Ko’s 16th career victory at the Lotte Championship in Hawaii on Sunday beckons back to her early years of dominance as her talent emerged like a phoenix reborn. Closing with a seven-under-par 65 at Kapolei Golf Club, she seized her first victory in 1,084 days with a tournament-record 28-under 260, beating Inbee Park (63) by seven shots. It’s the third-lowest 72-hole score of all time on the LPGA, trailing Sei Young Kim’s top mark of 31 under at the 2018 Thornberry Creek LPGA Classic. Ko’s win ties her with World Golf Hall of Famer Jan Stephenson at 35th in all-time victories on tour.
“I knew it wasn’t going to be easy,” Ko said on Saturday. “I just continued to stick to my game plan, and I think this proves it to myself. I think that’s the biggest thing.”
Since closing the ANA Inspiration two weeks ago with a 62 that earned her a solo second in the year’s first major, Ko has been on an extraordinary run. The eight-year LPGA veteran has shot 38 under over her last 90 holes while notching a 64.4 scoring average. According to statistician Justin Ray of 15th Club, she’s posted birdies at a 42.2-percent clip while hitting 86.7 percent of greens in regulation.

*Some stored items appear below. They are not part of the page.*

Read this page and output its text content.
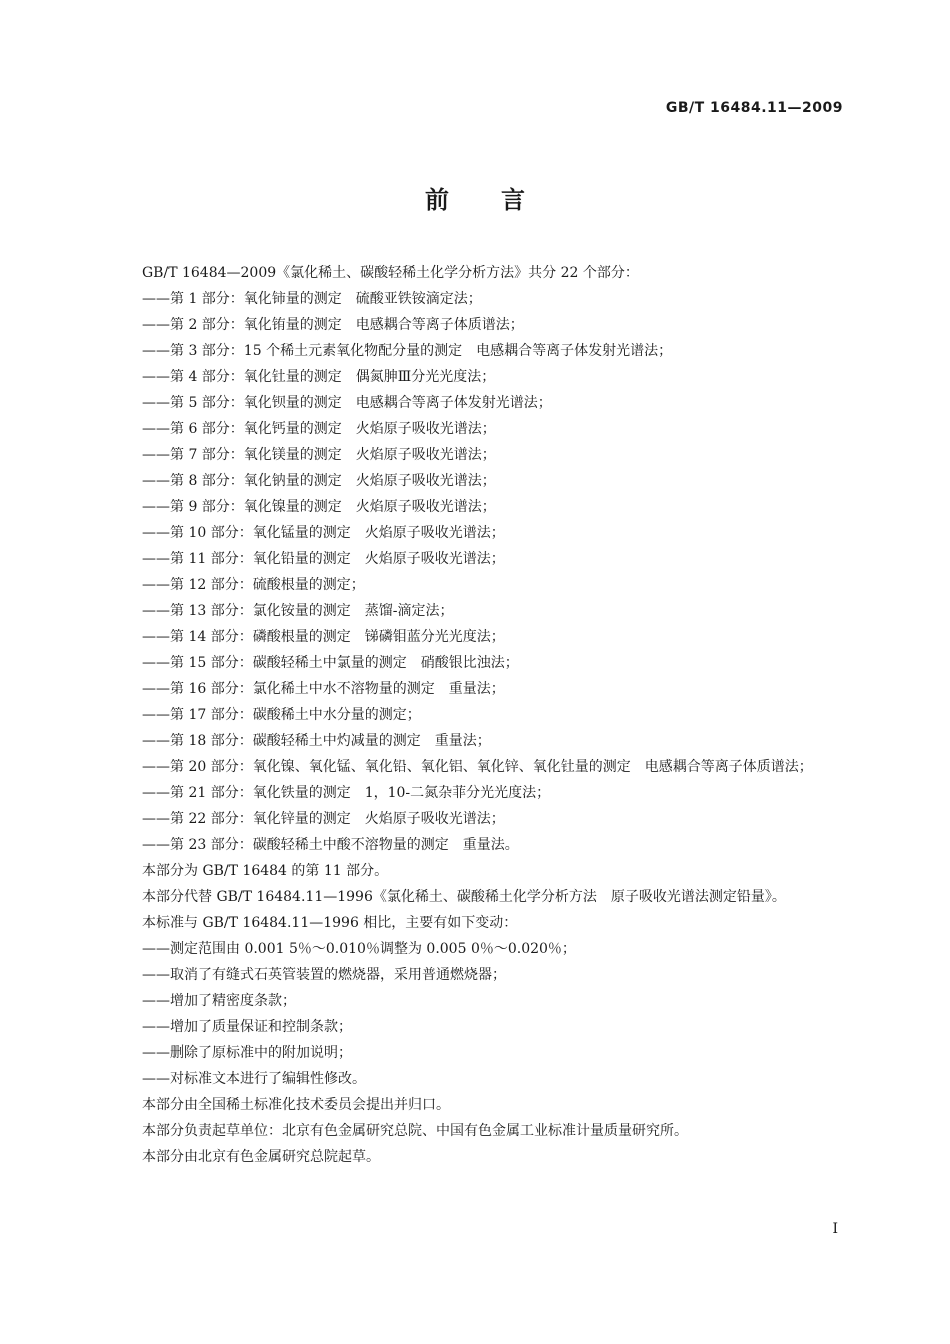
GB/T 16484.11—2009
前 言

GB/T 16484—2009《氯化稀土、碳酸轻稀土化学分析方法》共分 22 个部分：

——第 1 部分：氧化铈量的测定　硫酸亚铁铵滴定法；

——第 2 部分：氧化铕量的测定　电感耦合等离子体质谱法；

——第 3 部分：15 个稀土元素氧化物配分量的测定　电感耦合等离子体发射光谱法；

——第 4 部分：氧化钍量的测定　偶氮胂Ⅲ分光光度法；

——第 5 部分：氧化钡量的测定　电感耦合等离子体发射光谱法；

——第 6 部分：氧化钙量的测定　火焰原子吸收光谱法；

——第 7 部分：氧化镁量的测定　火焰原子吸收光谱法；

——第 8 部分：氧化钠量的测定　火焰原子吸收光谱法；

——第 9 部分：氧化镍量的测定　火焰原子吸收光谱法；

——第 10 部分：氧化锰量的测定　火焰原子吸收光谱法；

——第 11 部分：氧化铅量的测定　火焰原子吸收光谱法；

——第 12 部分：硫酸根量的测定；

——第 13 部分：氯化铵量的测定　蒸馏-滴定法；

——第 14 部分：磷酸根量的测定　锑磷钼蓝分光光度法；

——第 15 部分：碳酸轻稀土中氯量的测定　硝酸银比浊法；

——第 16 部分：氯化稀土中水不溶物量的测定　重量法；

——第 17 部分：碳酸稀土中水分量的测定；

——第 18 部分：碳酸轻稀土中灼减量的测定　重量法；

——第 20 部分：氧化镍、氧化锰、氧化铅、氧化铝、氧化锌、氧化钍量的测定　电感耦合等离子体质谱法；

——第 21 部分：氧化铁量的测定　1，10-二氮杂菲分光光度法；

——第 22 部分：氧化锌量的测定　火焰原子吸收光谱法；

——第 23 部分：碳酸轻稀土中酸不溶物量的测定　重量法。

本部分为 GB/T 16484 的第 11 部分。

本部分代替 GB/T 16484.11—1996《氯化稀土、碳酸稀土化学分析方法　原子吸收光谱法测定铅量》。

本标准与 GB/T 16484.11—1996 相比，主要有如下变动：

——测定范围由 0.001 5％～0.010％调整为 0.005 0％～0.020％；

——取消了有缝式石英管装置的燃烧器，采用普通燃烧器；

——增加了精密度条款；

——增加了质量保证和控制条款；

——删除了原标准中的附加说明；

——对标准文本进行了编辑性修改。

本部分由全国稀土标准化技术委员会提出并归口。

本部分负责起草单位：北京有色金属研究总院、中国有色金属工业标准计量质量研究所。

本部分由北京有色金属研究总院起草。

I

The two-time major champion, who has made only one bogey in her last 100 holes, led by five on Saturday after birdies on the ninth and 10th. That’s the same lead she had at the 2020 Marathon Classic with six to play. Danielle Kang came from behind to beat her due to Ko giving four shots back over the final six. Ko took control of the bad memories from Ohio by applying the lessons taught by her coach, Sean Foley.
“No matter if I shoot 81 or 61, they [her family] don’t love me more or less,” Ko said. “Even if you win, it doesn’t make me a better person. Yes, it makes me a little happier in the moment, but it doesn’t change anything else.”
Ko stayed aggressive with four more birdies to cruise to victory. The LPGA projects that with the Monday World Rankings update, Ko will return to the top 10 for the first time in three years. The rejuvenated Ko is placing no limits on her own expectations with how well she’s played this season. “I know there are still aspects of my game I need to work on, so just keeping it simple and we keep moving forward,” she said.